S'il serait probablement incorrect de ranger Montaigne aux côtés des autres néo-stoïciens, une tendance stoïcienne peut néanmoins être dégagée de son travail. Comme Pierre Charron, il aimait Lipsius, qu'il décrivait comme l'un des hommes les plus savants en vie[9] :
« Combien je desire que, pendant que je vis, ou quelque autre, ou Justus Lipsius, le plus sçavant homme qui nous reste, d’un esprit tres-poly et judicieux, vrayement germain à mon Turnebus, eust et la volonté, et la santé, et assez de repos pour ramasser en un registre, selon leurs divisions et leurs classes, sincerement et curieusement, autant que nous y pouvons voir, les opinions de l’ancienne philosophie sur le subject de nostre estre et de noz meurs, leurs controverses, le credit et suitte des pars, l’application de la vie des autheurs et sectateurs à leurs preceptes és accidens memorables et exemplaires. »

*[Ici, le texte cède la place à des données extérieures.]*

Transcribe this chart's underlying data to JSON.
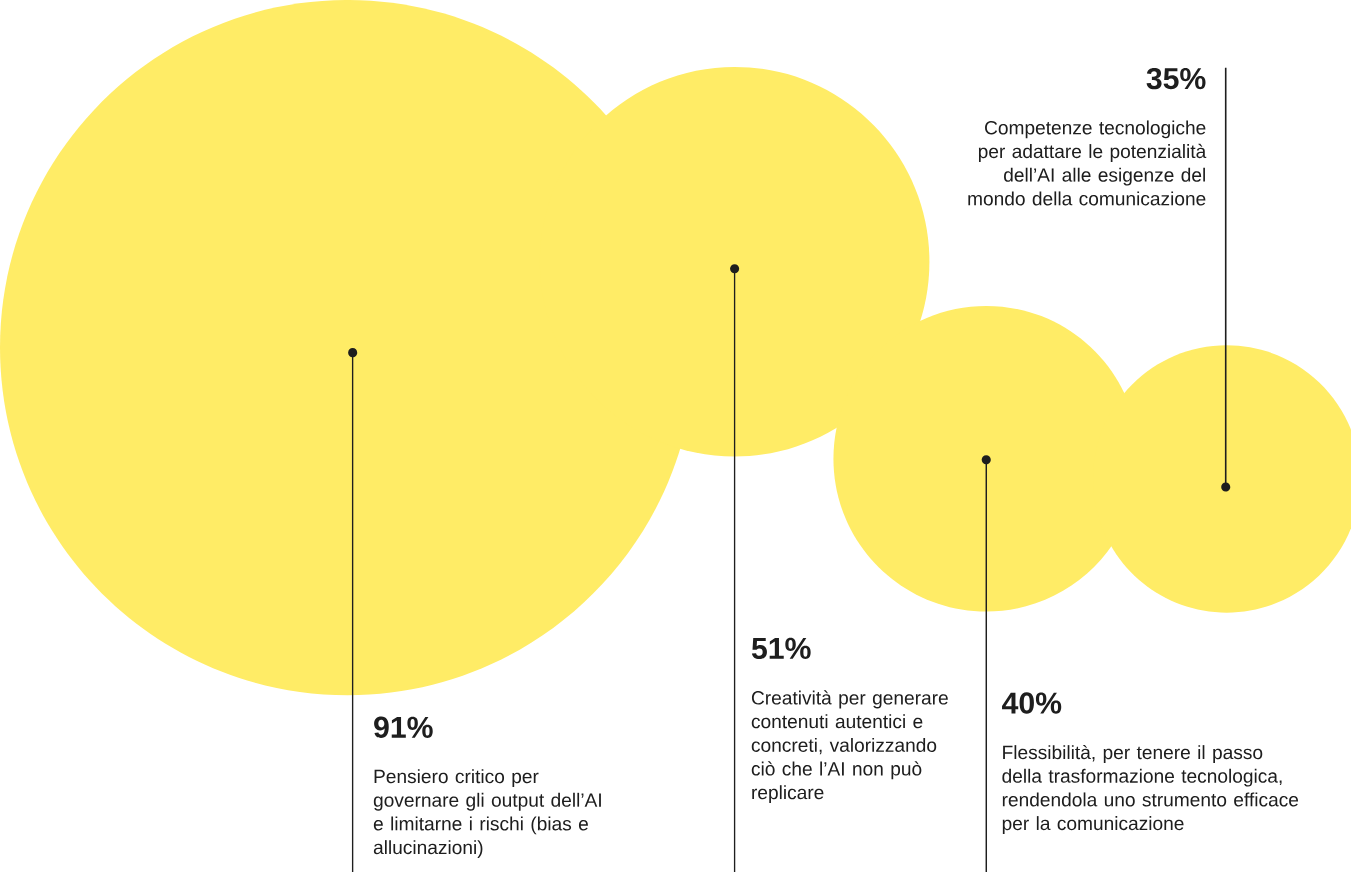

De surcroît, dans les Essais, Montaigne ne cache pas son admiration générale pour Sénèque et Épictète[1]. Cependant, Montaigne doutait des capacités rationnelles de l'homme et n'aurait probablement pas approuvé l'idéal stoïcien du sage. Néanmoins, il restait attiré par l'éthique stoïcienne[10] :
"Abscinduntur facilius animo quam temperantur. Qui ne peut atteindre à cette noble impassibilité Stoicque, qu’il se sauve au giron de cette mienne stupidité populaire. Ce que ceux-là faisoient par vertu, je me duits à le faire par complexion."

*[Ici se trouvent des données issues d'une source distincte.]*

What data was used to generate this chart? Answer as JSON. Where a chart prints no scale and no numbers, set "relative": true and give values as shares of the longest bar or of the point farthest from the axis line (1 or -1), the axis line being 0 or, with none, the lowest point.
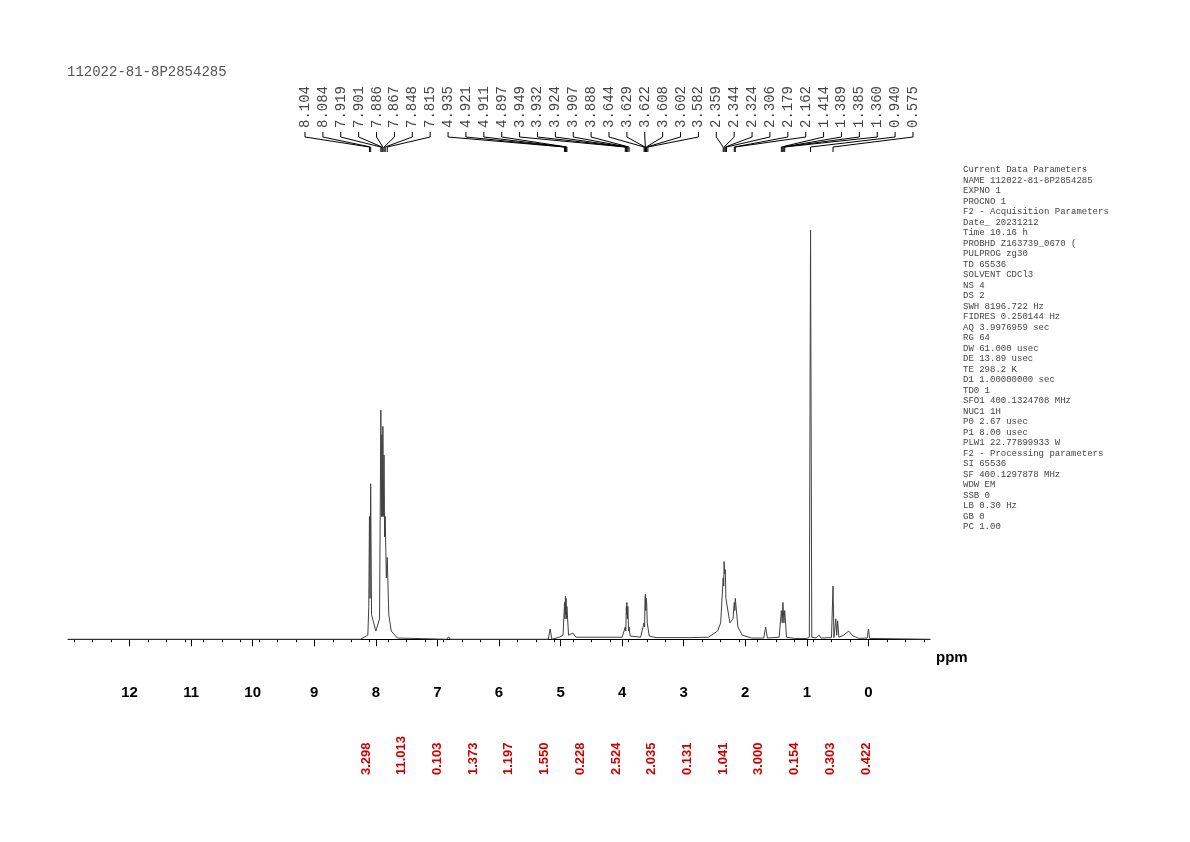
{
  "chart_data": {
    "type": "line",
    "title": "112022-81-8P2854285",
    "xlabel": "ppm",
    "subtitle": "Current Data Parameters\nNAME 112022-81-8P2854285\nEXPNO 1\nPROCNO 1\nF2 - Acquisition Parameters\nDate_ 20231212\nTime 10.16 h\nPROBHD Z163739_0670 (\nPULPROG zg30\nTD 65536\nSOLVENT CDCl3\nNS 4\nDS 2\nSWH 8196.722 Hz\nFIDRES 0.250144 Hz\nAQ 3.9976959 sec\nRG 64\nDW 61.000 usec\nDE 13.89 usec\nTE 298.2 K\nD1 1.00000000 sec\nTD0 1\nSFO1 400.1324708 MHz\nNUC1 1H\nP0 2.67 usec\nP1 8.00 usec\nPLW1 22.77899933 W\nF2 - Processing parameters\nSI 65536\nSF 400.1297878 MHz\nWDW EM\nSSB 0\nLB 0.30 Hz\nGB 0\nPC 1.00",
    "relative": true,
    "color": "#404040",
    "marker": "none",
    "grid": false,
    "tick_labels": "x",
    "xlim": [
      13,
      -1
    ],
    "xticks": [
      12,
      11,
      10,
      9,
      8,
      7,
      6,
      5,
      4,
      3,
      2,
      1,
      0
    ],
    "x": [
      13.0,
      8.25,
      8.13,
      8.115,
      8.104,
      8.095,
      8.084,
      8.07,
      8.0,
      7.94,
      7.919,
      7.91,
      7.901,
      7.895,
      7.886,
      7.875,
      7.867,
      7.858,
      7.848,
      7.83,
      7.815,
      7.79,
      7.75,
      7.65,
      6.85,
      6.82,
      6.79,
      5.2,
      5.17,
      5.14,
      5.02,
      4.96,
      4.935,
      4.928,
      4.921,
      4.916,
      4.911,
      4.903,
      4.897,
      4.87,
      4.8,
      4.75,
      4.3,
      4.0,
      3.949,
      3.94,
      3.932,
      3.928,
      3.924,
      3.915,
      3.907,
      3.895,
      3.888,
      3.87,
      3.7,
      3.644,
      3.635,
      3.629,
      3.622,
      3.615,
      3.608,
      3.602,
      3.592,
      3.582,
      3.56,
      3.45,
      2.9,
      2.6,
      2.45,
      2.4,
      2.359,
      2.35,
      2.344,
      2.335,
      2.324,
      2.315,
      2.306,
      2.25,
      2.2,
      2.179,
      2.17,
      2.162,
      2.12,
      2.05,
      1.9,
      1.7,
      1.67,
      1.64,
      1.45,
      1.414,
      1.4,
      1.389,
      1.385,
      1.372,
      1.36,
      1.33,
      1.2,
      1.0,
      0.96,
      0.94,
      0.92,
      0.85,
      0.8,
      0.77,
      0.6,
      0.575,
      0.56,
      0.53,
      0.515,
      0.5,
      0.48,
      0.4,
      0.32,
      0.25,
      0.15,
      0.02,
      0.0,
      -0.02,
      -1.0
    ],
    "values": [
      0,
      0,
      0.01,
      0.08,
      0.3,
      0.1,
      0.38,
      0.06,
      0.02,
      0.05,
      0.56,
      0.3,
      0.5,
      0.3,
      0.52,
      0.3,
      0.45,
      0.25,
      0.3,
      0.15,
      0.2,
      0.06,
      0.02,
      0.003,
      0,
      0.006,
      0,
      0,
      0.025,
      0,
      0.005,
      0.01,
      0.09,
      0.05,
      0.105,
      0.06,
      0.1,
      0.05,
      0.08,
      0.01,
      0.015,
      0.005,
      0.005,
      0.005,
      0.03,
      0.02,
      0.08,
      0.06,
      0.09,
      0.05,
      0.08,
      0.02,
      0.03,
      0.008,
      0.005,
      0.04,
      0.03,
      0.1,
      0.11,
      0.07,
      0.1,
      0.09,
      0.04,
      0.04,
      0.008,
      0.004,
      0.004,
      0.005,
      0.02,
      0.04,
      0.15,
      0.13,
      0.19,
      0.16,
      0.17,
      0.1,
      0.1,
      0.04,
      0.05,
      0.09,
      0.07,
      0.1,
      0.03,
      0.01,
      0.003,
      0.003,
      0.03,
      0.003,
      0.005,
      0.07,
      0.04,
      0.09,
      0.09,
      0.04,
      0.07,
      0.005,
      0.002,
      0.002,
      0.005,
      1.0,
      0.005,
      0.003,
      0.01,
      0.003,
      0.004,
      0.13,
      0.004,
      0.05,
      0.01,
      0.045,
      0.005,
      0.01,
      0.02,
      0.008,
      0.002,
      0.003,
      0.025,
      0.002,
      0
    ],
    "annotations": [
      {
        "text": "8.104",
        "x": 8.104
      },
      {
        "text": "8.084",
        "x": 8.084
      },
      {
        "text": "7.919",
        "x": 7.919
      },
      {
        "text": "7.901",
        "x": 7.901
      },
      {
        "text": "7.886",
        "x": 7.886
      },
      {
        "text": "7.867",
        "x": 7.867
      },
      {
        "text": "7.848",
        "x": 7.848
      },
      {
        "text": "7.815",
        "x": 7.815
      },
      {
        "text": "4.935",
        "x": 4.935
      },
      {
        "text": "4.921",
        "x": 4.921
      },
      {
        "text": "4.911",
        "x": 4.911
      },
      {
        "text": "4.897",
        "x": 4.897
      },
      {
        "text": "3.949",
        "x": 3.949
      },
      {
        "text": "3.932",
        "x": 3.932
      },
      {
        "text": "3.924",
        "x": 3.924
      },
      {
        "text": "3.907",
        "x": 3.907
      },
      {
        "text": "3.888",
        "x": 3.888
      },
      {
        "text": "3.644",
        "x": 3.644
      },
      {
        "text": "3.629",
        "x": 3.629
      },
      {
        "text": "3.622",
        "x": 3.622
      },
      {
        "text": "3.608",
        "x": 3.608
      },
      {
        "text": "3.602",
        "x": 3.602
      },
      {
        "text": "3.582",
        "x": 3.582
      },
      {
        "text": "2.359",
        "x": 2.359
      },
      {
        "text": "2.344",
        "x": 2.344
      },
      {
        "text": "2.324",
        "x": 2.324
      },
      {
        "text": "2.306",
        "x": 2.306
      },
      {
        "text": "2.179",
        "x": 2.179
      },
      {
        "text": "2.162",
        "x": 2.162
      },
      {
        "text": "1.414",
        "x": 1.414
      },
      {
        "text": "1.389",
        "x": 1.389
      },
      {
        "text": "1.385",
        "x": 1.385
      },
      {
        "text": "1.360",
        "x": 1.36
      },
      {
        "text": "0.940",
        "x": 0.94
      },
      {
        "text": "0.575",
        "x": 0.575
      },
      "3.298",
      "11.013",
      "0.103",
      "1.373",
      "1.197",
      "1.550",
      "0.228",
      "2.524",
      "2.035",
      "0.131",
      "1.041",
      "3.000",
      "0.154",
      "0.303",
      "0.422"
    ]
  }
}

Le peintre Peter Paul Rubens était aussi un disciple et un ami de Lipsius : il existe par ailleurs, actuellement au Palais Pitti, une peinture, nommée les quatre philosophes, montrant Rubens debout à côté de Lipsius alors qu'il enseigne à deux étudiants assis devant lui[11]. Les disciples sont Philip, le frère de Ruben, un élève que Lipsius « aimait comme un fils » et qui avait présenté le livre de Lipsius sur Sénèque au pape Paul V ; et un autre élève, Joannes Woverius, qui a été l’exécuteur testamentaire de Lipsius en personne[12].
Globalement le néo-stoïcisme est un effort de conciliation entre les thèses stoïciennes et les thèses chrétiennes. Effort de synthèse qui se traduit à la fois par la reprise des thèses stoïciennes, et par des apports du syncrétisme chrétien-stoïcien[13].
Le néo-stoïcisme est une philosophie pratique qui soutient que Loi pour atteindre la bonne vie est que l'homme ne doit pas céder à ses passions, mais se soumettre à Dieu. Le néo-stoïcisme reconnaît quatre passions : l'avidité, la joie, la peur et le chagrin. Bien que l'homme ait le libre arbitre, tout ce qui se passe dans le monde (même les faits qui ont pour causes l'homme) est sous le contrôle de Dieu, par lequel toutes les choses tendent au Bien. L'homme qui ne s'accorde avec cette volonté est libre, car il n'est pas soumis par ses instincts. Il est également calme, car tous les plaisirs matériels, et toutes les souffrances sont sans importance pour lui. Enfin, il est spirituellement heureux, car il vit près de Dieu.